How can we search for repetitive patterns in word(s) using regex in order to detect "junk" or dummy words such as "gfgfgfgfg" and similar, but not limit creative words like "aweeesssoome", "omggg" etc.
Examples:
In the case of "gfgfgfgfg" regex search / detection / result should be positive ("gf" base pattern detected, which ultimately constructs the entire word, mind the "hanging" final character "g")
In the case of word "aweesooomee" it should return false, as no repetitive pattern is used to construct the entire word.

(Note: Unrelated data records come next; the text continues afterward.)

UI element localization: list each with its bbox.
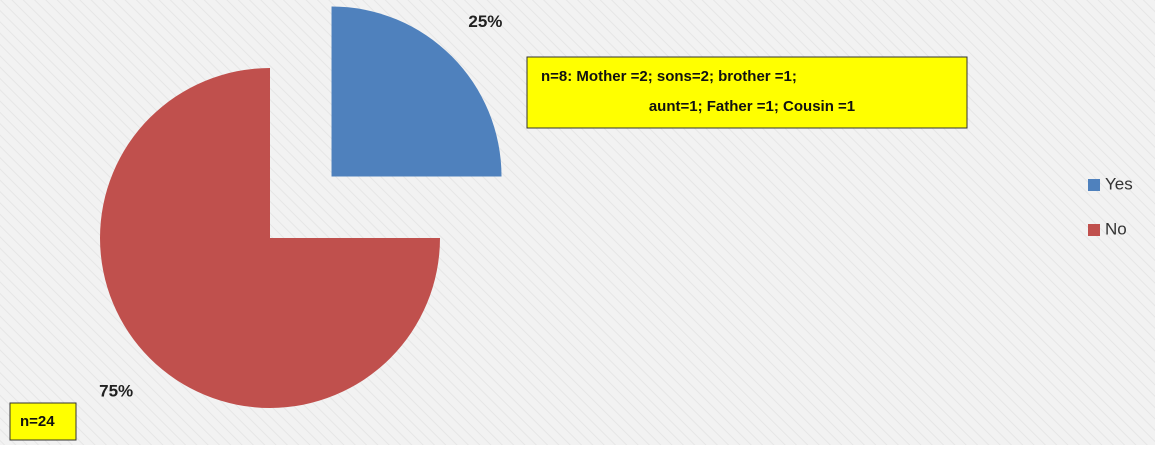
data-label: 75% <box>99 381 133 400</box>
annotation-box <box>526 56 968 129</box>
annotation: n=24 <box>20 413 55 430</box>
pie-slice <box>331 6 502 177</box>
legend-swatch <box>1088 224 1100 236</box>
legend-label: Yes <box>1105 174 1133 193</box>
legend-label: No <box>1105 219 1127 238</box>
annotation: aunt=1; Father =1; Cousin =1 <box>649 98 855 115</box>
pie-slice <box>100 68 440 408</box>
annotation: n=8: Mother =2; sons=2; brother =1; <box>541 68 797 85</box>
legend-swatch <box>1088 179 1100 191</box>
data-label: 25% <box>468 12 502 31</box>
annotation-box <box>9 402 77 441</box>
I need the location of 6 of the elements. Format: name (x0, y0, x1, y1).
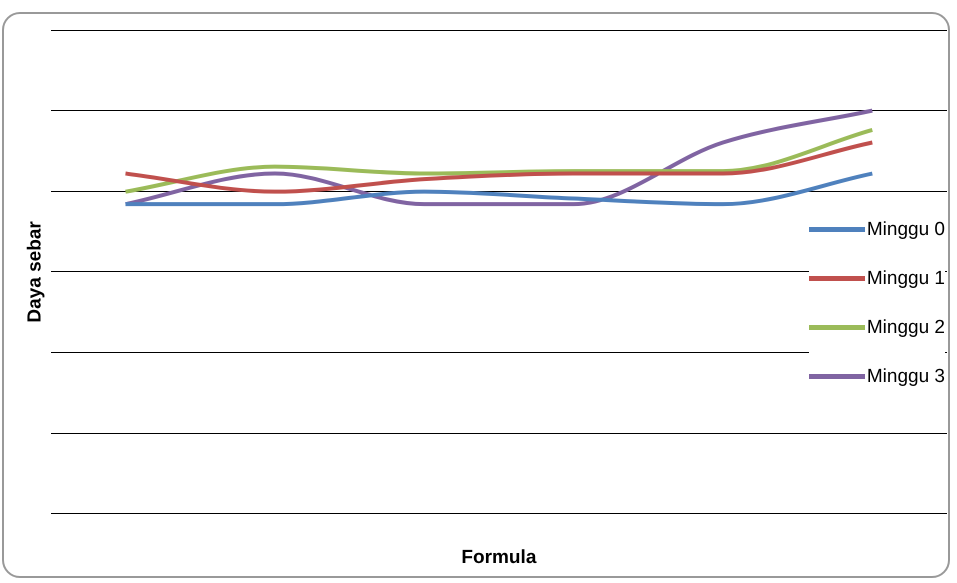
x-axis-title: Formula (461, 546, 537, 568)
legend-label: Minggu 1 (866, 268, 945, 290)
legend-label: Minggu 0 (866, 218, 945, 240)
legend-label: Minggu 3 (866, 366, 945, 388)
y-axis-title: Daya sebar (24, 220, 46, 323)
legend-label: Minggu 2 (866, 316, 945, 338)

re possible duplicate mark by rsjaffe:
Question Detect repetitions in string has a generic and not so "smart" solution I am looking for. As explained above, the solution / variation I'm currently using considerably reduces false positives detection. Simple test in the link I've posted on regex101.com can serve as a proof and see why it does not satisfy my requirements.
Additional explanation:
Above method detects repetitions from neighboring words, as well, and limits creative ("valid") words, which is not a desirable effect.
Examples:
"this is" -- detects "is" as repetitions in 2 separate words ("is is" pattern match).
"awesoooommeee" -- detects repetitions of single letters like "o", "m" and "e".
Searching for this solution proved to be a bit hard to find, so I'm forced to ask the question.
First, a bit of a background story:
- I run a blog
- I have a post about reCaptcha
- Sometimes (every week or so) someone tries to be funny and posts spam comments in the similar form to this:
gfgfgfgf
sdsdsdsds
dadadada
You get the idea. Are they testing an automated reCaptcha bypass systems as a proof of concept or just trying to be funny, I don't know and I don't really care (most probably a mix of both).
(edit) Interestingly enough, no other posts are affected by this type of spam comments.
However, thinking about this, it should be relatively simple and easy to detect patterns in the (mostly) single words which those comments have (99%) and prevent those comments from posting. Sounds simple?
But, it must also be good enough to avoid false positives.
If, for example, a comment has single repetitive word like above, then it's definitely a spam.
If, on the other hand, it just has a typo in the middle of the normal sentence, it should pass.
Now, I can already 'hear' comments below why not use Akismet. Or solution X. Or solution Y. Why not external comments system like Disqus or Facebook comments. Because, I can't. It must be in-house. And I wish to be simple. I already have some things that prevent a lot of junk, but for this particular case they all fail.
Solution(s) that I have tested so far:
This is one regex example that is a variant of this answer here, but it's not perfect:
(.+\w)(?=\1+)/gu
Problems with it is that in examples below it will pass most of the time, but it will trigger false positives, too:
correct/proper detection:
123123123123
daddaddaddad
sadsadasad
sadsadsad
121212121
sasasasasas
sdsdsdsds
dsdsdsdsd
ffffffff
blahblah
ioiooioioioi
popopopopop
Hi I dont think this is a spam.
improper/incorrect detection (false positive):
I loooovve this. It's awesooooommeee!
Now, this is tricky. The filter does exactly what it was instructed to do, however, "ooovv" and "oooommeee" patterns are not exactly repetitive in the same sense like the first ones listed above ("gfgfgfgf" etc.). Filter detects "oo" pattern repetition. Yes, correct, but not exactly what I want to target.
Does anyone have an idea how can I improve this regex detection to be smarter a bit?
Thanks!